Die Kinder genießen die Spiel- und Spaßzeit mit Gleichaltrigen. Foto:  

Die Evangelische Jugendhilfe Hochdorf hat der Corona-Pandemie getrotzt und den Kontakt zu den ihr anvertrauten Kindern mit Online-Angeboten durchgängig gehalten. Das haben die Jungen und Mädchen überaus geschätzt – doch das jetzt wieder mögliche gemeinsame Toben und Lernen tut gut.

Großbottwar - Dem zehnjährigen Peter ist die Freude anzusehen. Er genießt es, seine Freunde von der „Gruppe im Bottwartal“ zu treffen, einer von rund 25  Standorten im Kreis Ludwigsburg, der von der Evangelischen Jugendhilfe Hochdorf betreut wird. Nicht nur die Spiel- und Spaßzeit im Hof der Schule an der Linde in Großbottwar, in der meist Fußball oder Fangen gespielt wird, tut ihm gut. Das gemeinsame Mittagessen hat ihn gestärkt, in der Begrüßungsrunde konnte er erzählen, wie es ihm derzeit geht. „Corona beschäftigt die Kinder sehr, sie sind froh, wenn sie mit anderen rennen und toben können“, hat Sandra Strobel, Sozialpädagogin in der Gruppe im Bottwartal beobachtet. Durch das Homeschooling seien die Kinder viel zu Hause gewesen, hätten sich oft gelangweilt und räumten freimütig ein, dass sie zu viel am Smartphone zocken würden.
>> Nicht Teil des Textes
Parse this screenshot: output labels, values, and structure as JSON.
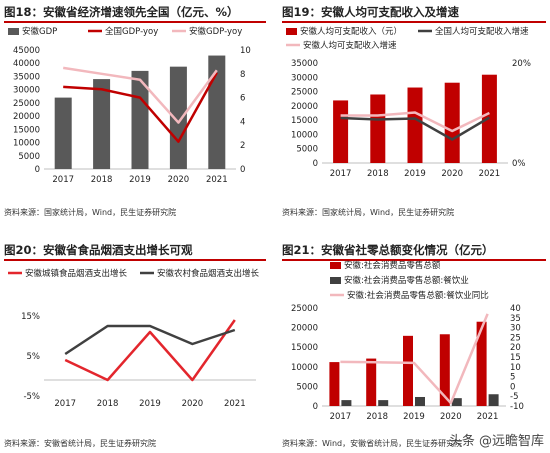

Die Kinder haben den Kontakt regelrecht gesucht

Sandra Strobel und ihre Kollegin Marla Kim Appel haben seit Beginn der Corona-Pandemie durchgängig mit den ihnen anvertrauten Kindern, die vom Jugendamt an sie vermittelt wurden, gearbeitet und sie in sozialen und schulischen Belangen unterstützt. Das Portfolio reicht vom Erlernen sozialer Kompetenzen über Hausaufgabenbetreuung und Lerntraining bis zu sozialpädagogischen Gruppenarbeiten. „Die Betreuungsangebote der Jugendhilfe gelten als systemrelevant“, erläutert Claudia Obele, Vorstandsvorsitzende der Evangelischen Jugendhilfe im Kreis Ludwigsburg.

Ihre Mitarbeiter hätten fast schon „auf Gedeih und Verderb“ den Kontakt zu den Kindern gesucht, die sowieso schon auf die sozialen Kontakte in Schule und Verein verzichten mussten. „Die Kinder haben wiederum auch den Kontakt zu unseren Mitarbeitern regelrecht gesucht und haben ihn überaus geschätzt“, erzählt Claudia Obele. Allerdings sei die Schere bisweilen weit auseinander gegangen. „In Familien mit nicht so ausgeprägten Sozialkompetenzen und fehlender Medienausstattung hat es oft mehrere Wochen gedauert, bis Leihgeräte von den Schulen auch angekommen sind“, führt sie weiter aus. Die Anspannung in den Familien sei zum Teil ganz enorm.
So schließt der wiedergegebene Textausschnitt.